Corpus-Linguists’ Little Helpers? Evaluating LLMs for Linguistic Annotation: The Case of Sensationalist Headlines Corpus
Proceedings of the SIGUL 2026 Joint Workshop with ELE, EURALI, and DCLRL "Towards Inclusivity and Equality: Language Resources and Technologies for Under-Resourced and Endangered Languages
Abstract
Manual annotation of pragmastylistic features in sensationalist media is a resource-intensive bottleneck for corpus- based research, particularly for lower-resource languages. This paper evaluates whether Large Language Models (LLMs) can reliably automate this process. We benchmark two proprietary models, OpenAI’s GPT-5 and Google’s Gemini 2.5 Pro, on annotating eight sensationalist linguistic and orthographic features within a corpus of 508 Serbian celebrity magazine headlines. Our methodology involves a systematic comparison of five prompting strategies: zero-shot, few-shot (1, 3, and 5 examples), and chain-of-thought. Results demonstrate that LLMs can achieve high alignment with a manually curated gold standard, reaching a peak macro-F1 score of 98.76%. Notably, the most effective and cost-efficient configuration was GPT-5 using a simple zero-shot prompt.
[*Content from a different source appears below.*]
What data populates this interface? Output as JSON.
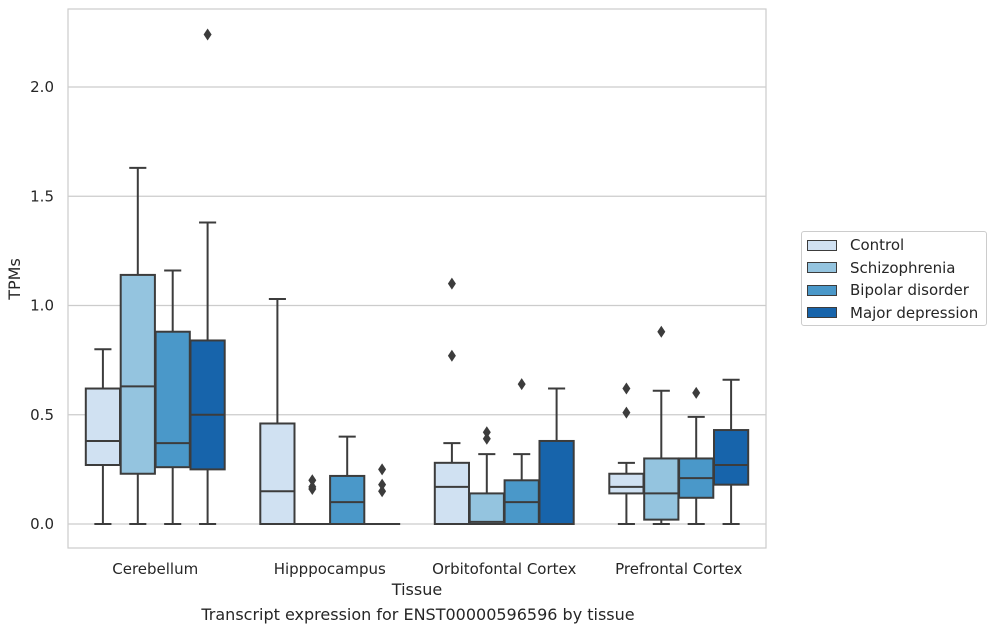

Qualitative error analysis reveals that remaining inaccuracies are systematic, primarily involving pragmatic conventions, discourse scope, and quoted speech. We conclude that LLMs are viable for first-pass annotation of well-defined features in Serbian, though implicit and genre-dependent cues require further study. To support reproducibility and future research on underrepresented languages, we provide our full prompting setup, evaluation procedures, and a detailed cost comparison.